Divers and anglers will now find her in 90 feet of water near Charlie's Reef, which was installed July 1999 roughly 28 miles due west of Red Fish Pass. More than a dozen artificial reefs lie within a 15-mile radius off Sanibel and Captiva, which enhances snorkeling, scuba diving and fishing.
A study by Florida Sea Grant and University of Florida researchers estimated anglers and divers who use Lee County artificial reefs spend nearly $60 million annually.
Before its final port, the historic relic docked in Key West at the Miami Dade Historical Maritime Museum until it began rusting through the bottom.
Breaking it down for parts would have netted close to a $250,000, but officials decided the more patriotic option was to donate it for an artificial reef.

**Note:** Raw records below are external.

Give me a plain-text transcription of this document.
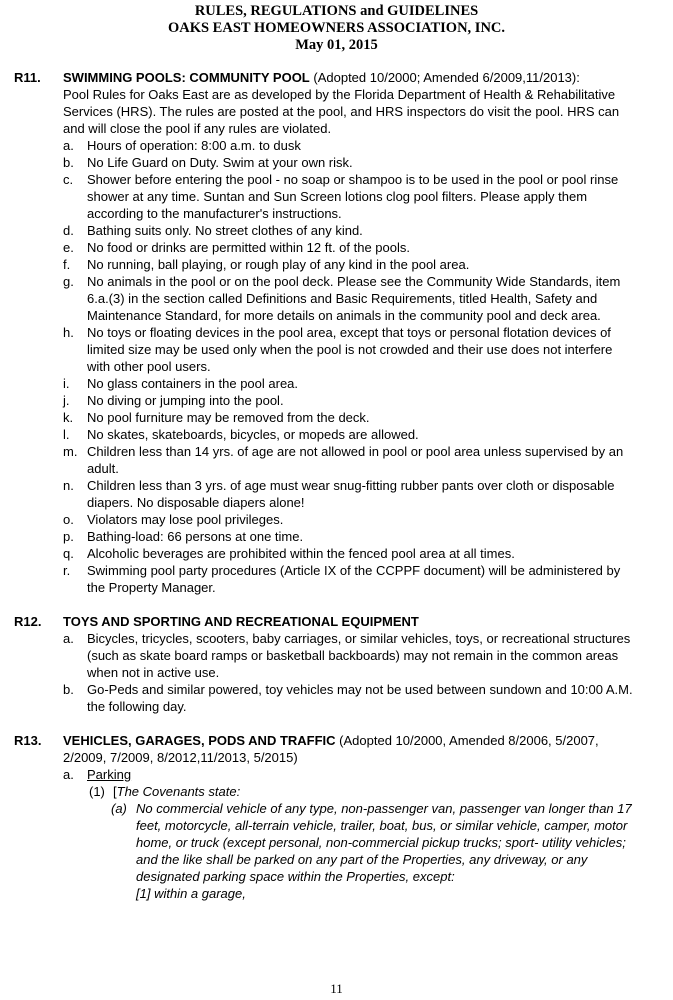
RULES, REGULATIONS and GUIDELINES
OAKS EAST HOMEOWNERS ASSOCIATION, INC.
May 01, 2015
R11. SWIMMING POOLS: COMMUNITY POOL (Adopted 10/2000; Amended 6/2009,11/2013):
Pool Rules for Oaks East are as developed by the Florida Department of Health & Rehabilitative Services (HRS). The rules are posted at the pool, and HRS inspectors do visit the pool. HRS can and will close the pool if any rules are violated.
a. Hours of operation: 8:00 a.m. to dusk
b. No Life Guard on Duty. Swim at your own risk.
c. Shower before entering the pool - no soap or shampoo is to be used in the pool or pool rinse shower at any time. Suntan and Sun Screen lotions clog pool filters. Please apply them according to the manufacturer's instructions.
d. Bathing suits only. No street clothes of any kind.
e. No food or drinks are permitted within 12 ft. of the pools.
f. No running, ball playing, or rough play of any kind in the pool area.
g. No animals in the pool or on the pool deck. Please see the Community Wide Standards, item 6.a.(3) in the section called Definitions and Basic Requirements, titled Health, Safety and Maintenance Standard, for more details on animals in the community pool and deck area.
h. No toys or floating devices in the pool area, except that toys or personal flotation devices of limited size may be used only when the pool is not crowded and their use does not interfere with other pool users.
i. No glass containers in the pool area.
j. No diving or jumping into the pool.
k. No pool furniture may be removed from the deck.
l. No skates, skateboards, bicycles, or mopeds are allowed.
m. Children less than 14 yrs. of age are not allowed in pool or pool area unless supervised by an adult.
n. Children less than 3 yrs. of age must wear snug-fitting rubber pants over cloth or disposable diapers. No disposable diapers alone!
o. Violators may lose pool privileges.
p. Bathing-load: 66 persons at one time.
q. Alcoholic beverages are prohibited within the fenced pool area at all times.
r. Swimming pool party procedures (Article IX of the CCPPF document) will be administered by the Property Manager.
R12. TOYS AND SPORTING AND RECREATIONAL EQUIPMENT
a. Bicycles, tricycles, scooters, baby carriages, or similar vehicles, toys, or recreational structures (such as skate board ramps or basketball backboards) may not remain in the common areas when not in active use.
b. Go-Peds and similar powered, toy vehicles may not be used between sundown and 10:00 A.M. the following day.
R13. VEHICLES, GARAGES, PODS AND TRAFFIC (Adopted 10/2000, Amended 8/2006, 5/2007, 2/2009, 7/2009, 8/2012,11/2013, 5/2015)
a. Parking
(1) [The Covenants state:
(a) No commercial vehicle of any type, non-passenger van, passenger van longer than 17 feet, motorcycle, all-terrain vehicle, trailer, boat, bus, or similar vehicle, camper, motor home, or truck (except personal, non-commercial pickup trucks; sport- utility vehicles; and the like shall be parked on any part of the Properties, any driveway, or any designated parking space within the Properties, except:
[1] within a garage,
11
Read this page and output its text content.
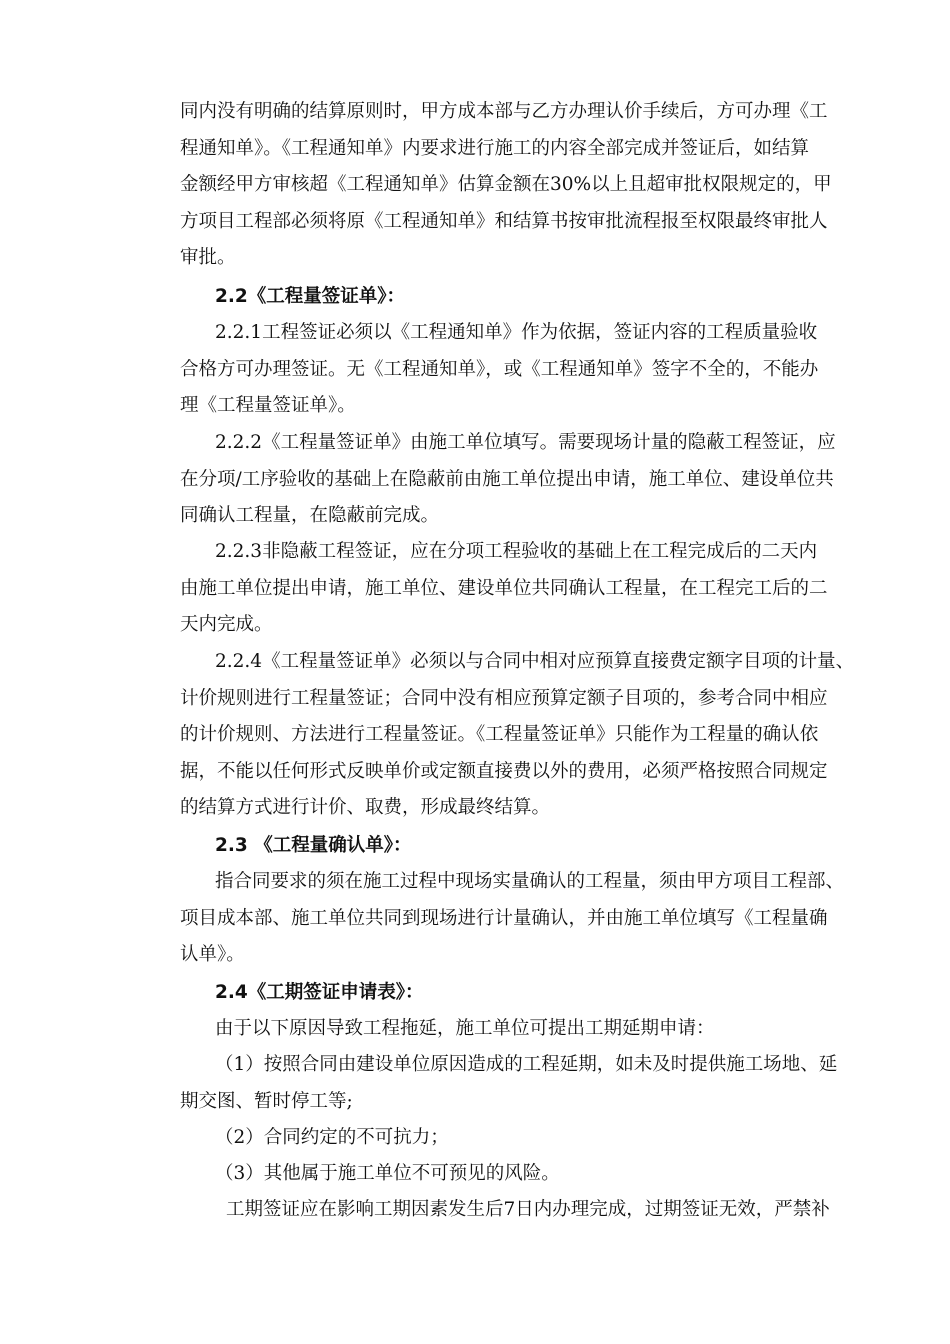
同内没有明确的结算原则时，甲方成本部与乙方办理认价手续后，方可办理《工
程通知单》。《工程通知单》内要求进行施工的内容全部完成并签证后，如结算
金额经甲方审核超《工程通知单》估算金额在30%以上且超审批权限规定的，甲
方项目工程部必须将原《工程通知单》和结算书按审批流程报至权限最终审批人
审批。
2.2《工程量签证单》：
2.2.1工程签证必须以《工程通知单》作为依据，签证内容的工程质量验收
合格方可办理签证。无《工程通知单》，或《工程通知单》签字不全的，不能办
理《工程量签证单》。
2.2.2《工程量签证单》由施工单位填写。需要现场计量的隐蔽工程签证，应
在分项/工序验收的基础上在隐蔽前由施工单位提出申请，施工单位、建设单位共
同确认工程量，在隐蔽前完成。
2.2.3非隐蔽工程签证，应在分项工程验收的基础上在工程完成后的二天内
由施工单位提出申请，施工单位、建设单位共同确认工程量，在工程完工后的二
天内完成。
2.2.4《工程量签证单》必须以与合同中相对应预算直接费定额字目项的计量、
计价规则进行工程量签证；合同中没有相应预算定额子目项的，参考合同中相应
的计价规则、方法进行工程量签证。《工程量签证单》只能作为工程量的确认依
据，不能以任何形式反映单价或定额直接费以外的费用，必须严格按照合同规定
的结算方式进行计价、取费，形成最终结算。
2.3 《工程量确认单》：
指合同要求的须在施工过程中现场实量确认的工程量，须由甲方项目工程部、
项目成本部、施工单位共同到现场进行计量确认，并由施工单位填写《工程量确
认单》。
2.4《工期签证申请表》：
由于以下原因导致工程拖延，施工单位可提出工期延期申请：
（1）按照合同由建设单位原因造成的工程延期，如未及时提供施工场地、延
期交图、暂时停工等;
（2）合同约定的不可抗力；
（3）其他属于施工单位不可预见的风险。
工期签证应在影响工期因素发生后7日内办理完成，过期签证无效，严禁补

"This ship is most likely one of the most historically significant pieces ever to be used for this purpose," said Campbell when the boat arrived at San Carlos Island. "It's all about honoring our veterans and providing a positive economic impact on our community."
Commissioned in 1935, the USS Mohawk was assigned to North Atlantic escort operations. She launched 14 attacks against submarines between Aug. 27, 1942, and April 8, 1945.
Lee County's artificial reef program, active since the early 1990s, is funded by state, federal and private grants.
"It is a great honor," Campbell said "It's a once-in-a-lifetime opportunity for Lee County to be able to participate. This is the last ship of the Battle of the Atlantic, the last ship of what they call the famous class of ships."